Lützelstein Castle, erected by the Counts of Blieskastel at a mountain pass to Lorraine, and the surrounding territory originally were a fief of the Bishopric of Strasbourg. Held by the elder House of Leiningen, who had accepted the suzerainty of the Electorate of the Palatinate, the lands were seized as a reverted fief by the mighty Wittelsbach Elector Palatine Frederick I upon the extinction of the Leiningen counts in 1462.

In the course of a 1553 re-arrangement of the Palatinate territories, Lützelstein was allotted to Count Palatine Wolfgang of Zweibrücken, who ceded the estates to his uncle Count Palatine Rupert of Veldenz. His son Count Palatine George John I of Veldenz founded the town of Phalsbourg (Pfalzburg), which he nevertheless was forced to pledge to Duke Charles III of Lorraine shortly afterwards.
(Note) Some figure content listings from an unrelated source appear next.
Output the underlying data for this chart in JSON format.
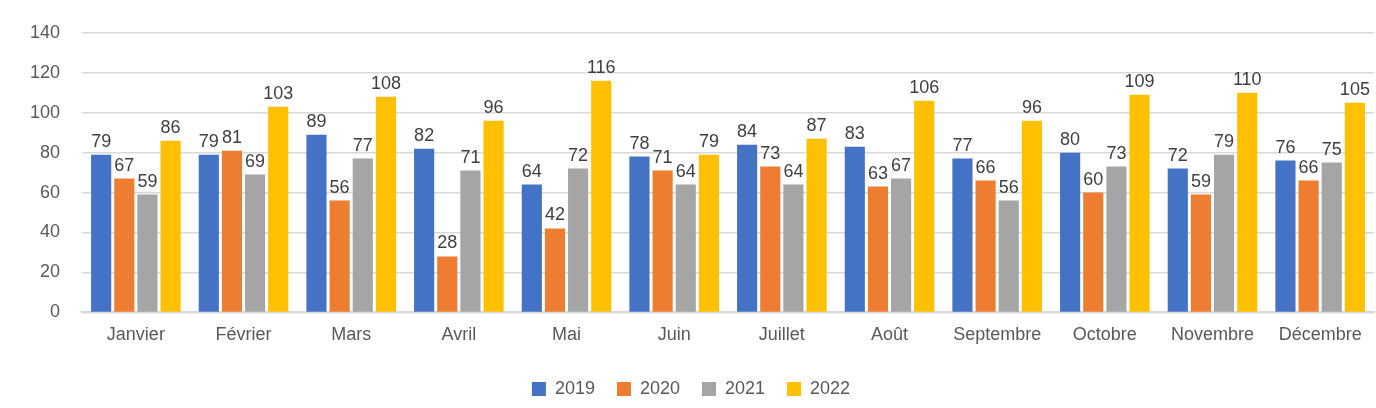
{
  "chart_data": {
    "type": "bar",
    "categories": [
      "Janvier",
      "Février",
      "Mars",
      "Avril",
      "Mai",
      "Juin",
      "Juillet",
      "Août",
      "Septembre",
      "Octobre",
      "Novembre",
      "Décembre"
    ],
    "series": [
      {
        "name": "2019",
        "color": "#4472c4",
        "values": [
          79,
          79,
          89,
          82,
          64,
          78,
          84,
          83,
          77,
          80,
          72,
          76
        ]
      },
      {
        "name": "2020",
        "color": "#ed7d31",
        "values": [
          67,
          81,
          56,
          28,
          42,
          71,
          73,
          63,
          66,
          60,
          59,
          66
        ]
      },
      {
        "name": "2021",
        "color": "#a5a5a5",
        "values": [
          59,
          69,
          77,
          71,
          72,
          64,
          64,
          67,
          56,
          73,
          79,
          75
        ]
      },
      {
        "name": "2022",
        "color": "#ffc000",
        "values": [
          86,
          103,
          108,
          96,
          116,
          79,
          87,
          106,
          96,
          109,
          110,
          105
        ]
      }
    ],
    "ylim": [
      0,
      140
    ],
    "yticks": [
      0,
      20,
      40,
      60,
      80,
      100,
      120,
      140
    ],
    "grid": "y",
    "legend": "bottom",
    "data_labels": true
  }
}
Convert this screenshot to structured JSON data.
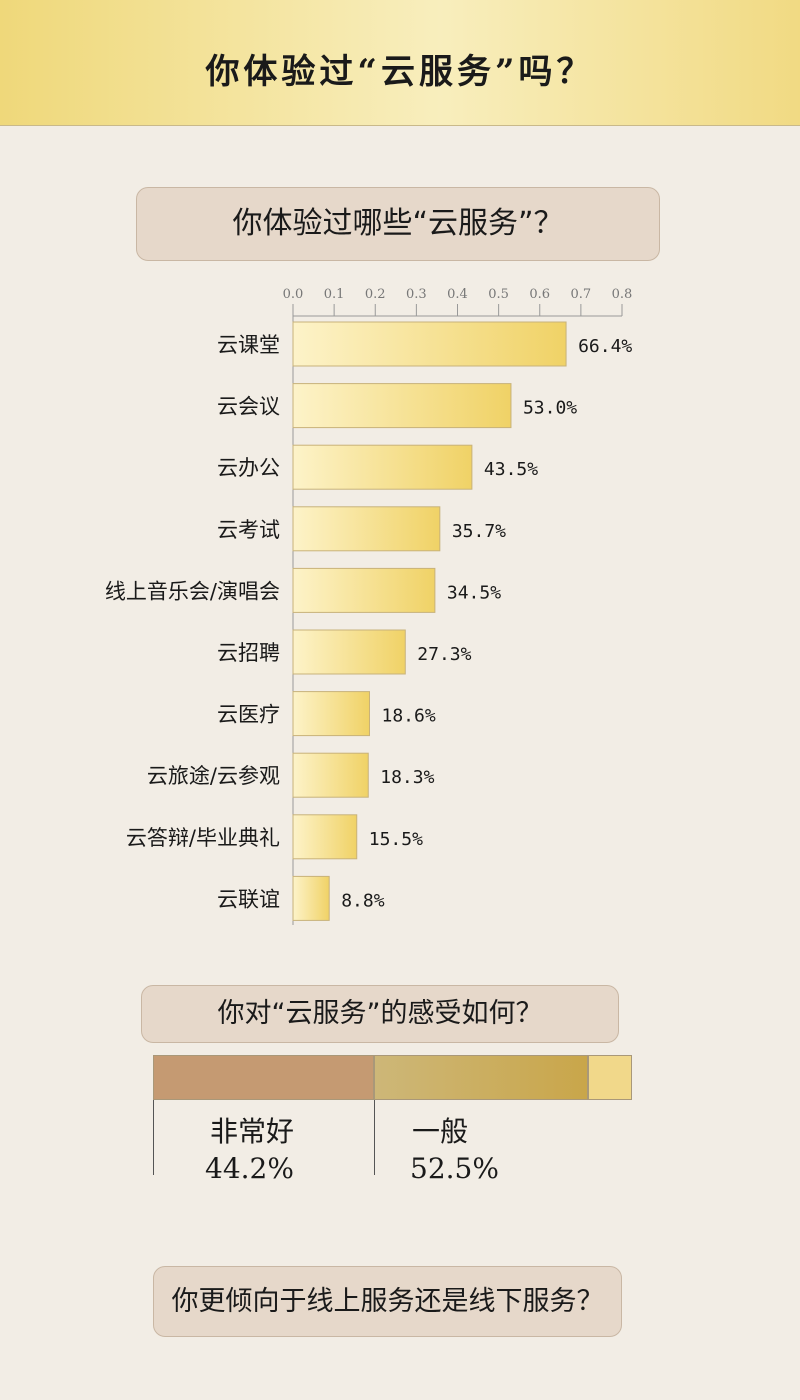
{
  "header": {
    "title": "你体验过“云服务”吗？"
  },
  "question1": {
    "text": "你体验过哪些“云服务”？"
  },
  "chart_data": {
    "type": "bar",
    "orientation": "horizontal",
    "x_ticks": [
      "0.0",
      "0.1",
      "0.2",
      "0.3",
      "0.4",
      "0.5",
      "0.6",
      "0.7",
      "0.8"
    ],
    "xlim": [
      0,
      0.8
    ],
    "categories": [
      "云课堂",
      "云会议",
      "云办公",
      "云考试",
      "线上音乐会/演唱会",
      "云招聘",
      "云医疗",
      "云旅途/云参观",
      "云答辩/毕业典礼",
      "云联谊"
    ],
    "values": [
      0.664,
      0.53,
      0.435,
      0.357,
      0.345,
      0.273,
      0.186,
      0.183,
      0.155,
      0.088
    ],
    "value_labels": [
      "66.4%",
      "53.0%",
      "43.5%",
      "35.7%",
      "34.5%",
      "27.3%",
      "18.6%",
      "18.3%",
      "15.5%",
      "8.8%"
    ],
    "legend": "none",
    "grid": false
  },
  "question2": {
    "text": "你对“云服务”的感受如何？",
    "segments": [
      {
        "label": "非常好",
        "value": "44.2%",
        "share": 0.442
      },
      {
        "label": "一般",
        "value": "52.5%",
        "share": 0.525
      }
    ]
  },
  "question3": {
    "text": "你更倾向于线上服务还是线下服务？"
  },
  "colors": {
    "bar_start": "#fdf3c9",
    "bar_end": "#f0d266",
    "good": "#c59a72",
    "average": "#c9a64a",
    "header": "#efd87a"
  }
}
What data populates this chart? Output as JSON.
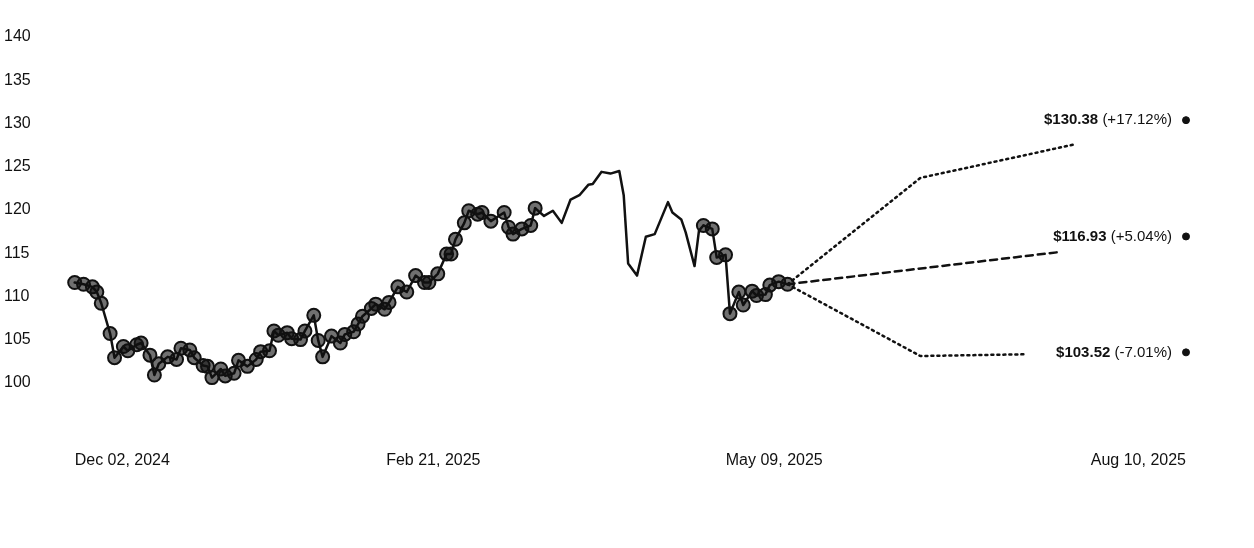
{
  "chart_data": {
    "type": "line",
    "xlim": [
      "2024-12-02",
      "2025-08-10"
    ],
    "xticks": [
      {
        "value": "2024-12-02",
        "label": "Dec 02, 2024"
      },
      {
        "value": "2025-02-21",
        "label": "Feb 21, 2025"
      },
      {
        "value": "2025-05-09",
        "label": "May 09, 2025"
      },
      {
        "value": "2025-08-10",
        "label": "Aug 10, 2025"
      }
    ],
    "ylim": [
      100,
      140
    ],
    "yticks": [
      100,
      105,
      110,
      115,
      120,
      125,
      130,
      135,
      140
    ],
    "grid": false,
    "legend": false,
    "series": [
      {
        "color": "#111111",
        "marker": "circle",
        "line_style": "solid",
        "x": [
          "2024-12-02",
          "2024-12-04",
          "2024-12-06",
          "2024-12-07",
          "2024-12-08",
          "2024-12-10",
          "2024-12-11",
          "2024-12-13",
          "2024-12-14",
          "2024-12-16",
          "2024-12-17",
          "2024-12-19",
          "2024-12-20",
          "2024-12-21",
          "2024-12-23",
          "2024-12-25",
          "2024-12-26",
          "2024-12-28",
          "2024-12-29",
          "2024-12-31",
          "2025-01-01",
          "2025-01-02",
          "2025-01-04",
          "2025-01-05",
          "2025-01-07",
          "2025-01-08",
          "2025-01-10",
          "2025-01-12",
          "2025-01-13",
          "2025-01-15",
          "2025-01-16",
          "2025-01-17",
          "2025-01-19",
          "2025-01-20",
          "2025-01-22",
          "2025-01-23",
          "2025-01-25",
          "2025-01-26",
          "2025-01-27",
          "2025-01-29",
          "2025-01-31",
          "2025-02-01",
          "2025-02-03",
          "2025-02-04",
          "2025-02-05",
          "2025-02-07",
          "2025-02-08",
          "2025-02-10",
          "2025-02-11",
          "2025-02-13",
          "2025-02-15",
          "2025-02-17",
          "2025-02-19",
          "2025-02-20",
          "2025-02-22",
          "2025-02-24",
          "2025-02-25",
          "2025-02-26",
          "2025-02-28",
          "2025-03-01",
          "2025-03-03",
          "2025-03-04",
          "2025-03-06",
          "2025-03-09",
          "2025-03-10",
          "2025-03-11",
          "2025-03-13",
          "2025-03-15",
          "2025-03-16"
        ],
        "values": [
          111.6,
          111.4,
          111.1,
          110.5,
          109.2,
          105.7,
          102.9,
          104.2,
          103.7,
          104.4,
          104.6,
          103.2,
          100.9,
          102.2,
          103.0,
          102.7,
          104.0,
          103.8,
          102.9,
          102.0,
          101.9,
          100.6,
          101.6,
          100.8,
          101.1,
          102.6,
          101.9,
          102.7,
          103.6,
          103.7,
          106.0,
          105.5,
          105.8,
          105.1,
          105.0,
          106.0,
          107.8,
          104.9,
          103.0,
          105.4,
          104.6,
          105.6,
          105.9,
          106.8,
          107.7,
          108.6,
          109.1,
          108.5,
          109.3,
          111.1,
          110.5,
          112.4,
          111.6,
          111.6,
          112.6,
          114.9,
          114.9,
          116.6,
          118.5,
          119.9,
          119.5,
          119.7,
          118.7,
          119.7,
          118.0,
          117.2,
          117.8,
          118.2,
          120.2
        ]
      },
      {
        "color": "#111111",
        "marker": "none",
        "line_style": "solid",
        "x": [
          "2025-03-16",
          "2025-03-18",
          "2025-03-20",
          "2025-03-22",
          "2025-03-24",
          "2025-03-26",
          "2025-03-28",
          "2025-03-29",
          "2025-03-31",
          "2025-04-02",
          "2025-04-04",
          "2025-04-05",
          "2025-04-06",
          "2025-04-08",
          "2025-04-10",
          "2025-04-12",
          "2025-04-15",
          "2025-04-16",
          "2025-04-18",
          "2025-04-19",
          "2025-04-21",
          "2025-04-22",
          "2025-04-23"
        ],
        "values": [
          120.2,
          119.3,
          119.9,
          118.5,
          121.2,
          121.7,
          122.9,
          123.0,
          124.4,
          124.2,
          124.5,
          121.7,
          113.8,
          112.4,
          116.9,
          117.2,
          120.9,
          119.7,
          118.9,
          117.4,
          113.5,
          117.6,
          118.2
        ]
      },
      {
        "color": "#111111",
        "marker": "circle",
        "line_style": "solid",
        "x": [
          "2025-04-23",
          "2025-04-25",
          "2025-04-26",
          "2025-04-28",
          "2025-04-29",
          "2025-05-01",
          "2025-05-02",
          "2025-05-04",
          "2025-05-05",
          "2025-05-07",
          "2025-05-08",
          "2025-05-10",
          "2025-05-12"
        ],
        "values": [
          118.2,
          117.8,
          114.5,
          114.8,
          108.0,
          110.5,
          109.0,
          110.6,
          110.1,
          110.2,
          111.3,
          111.7,
          111.4
        ]
      },
      {
        "color": "#111111",
        "marker": "none",
        "line_style": "dotted",
        "x": [
          "2025-05-12",
          "2025-06-11",
          "2025-07-16"
        ],
        "values": [
          111.4,
          123.7,
          127.6
        ]
      },
      {
        "color": "#111111",
        "marker": "none",
        "line_style": "dashed",
        "x": [
          "2025-05-12",
          "2025-07-12"
        ],
        "values": [
          111.4,
          115.1
        ]
      },
      {
        "color": "#111111",
        "marker": "none",
        "line_style": "dotted",
        "x": [
          "2025-05-12",
          "2025-06-11",
          "2025-07-05"
        ],
        "values": [
          111.4,
          103.1,
          103.3
        ]
      },
      {
        "type": "scatter",
        "color": "#111111",
        "marker": "circle",
        "x": [
          "2025-08-10",
          "2025-08-10",
          "2025-08-10"
        ],
        "values": [
          130.38,
          116.93,
          103.52
        ],
        "value_labels": [
          "$130.38 (+17.12%)",
          "$116.93 (+5.04%)",
          "$103.52 (-7.01%)"
        ]
      }
    ]
  }
}
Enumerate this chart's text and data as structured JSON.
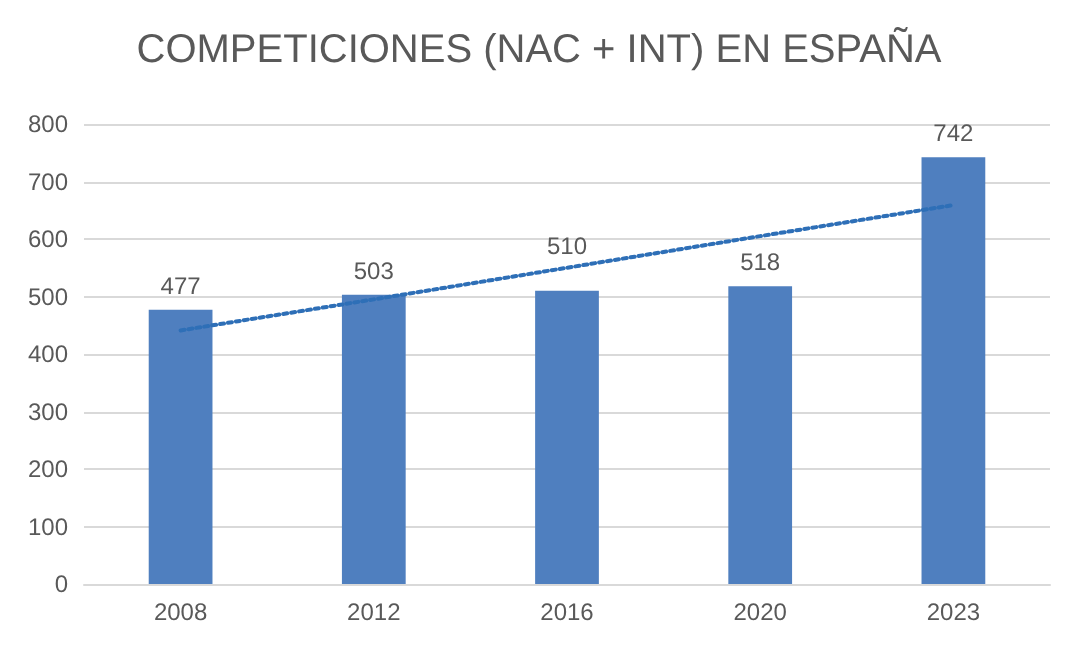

Upon the death of Count Palatine George John I in 1592, Palatinate-Veldenz was administrated by his widow Princess Anna Maria of Sweden, until in 1598 her sons divided their heritage. Palatinate-Lützelstein was created for Count Palatine John Augustus, who had received the territories around Lützelstein.

John Augustus himself died without issue in 1611 and was succeeded by his younger brother Count Palatine George John II of Guttenberg, who renamed the united state Palatinate-Lützelstein-Guttenberg. As he himself left no surviving children upon his death in 1654, his territory fell back to Palatinate-Veldenz.

With the Alsace region, the Lützelstein territory was annexed by France according to the 1697 Treaty of Ryswick following the Nine Years' War of the Palatinate Succession, and finally incorporated into the Bas-Rhin département in 1801.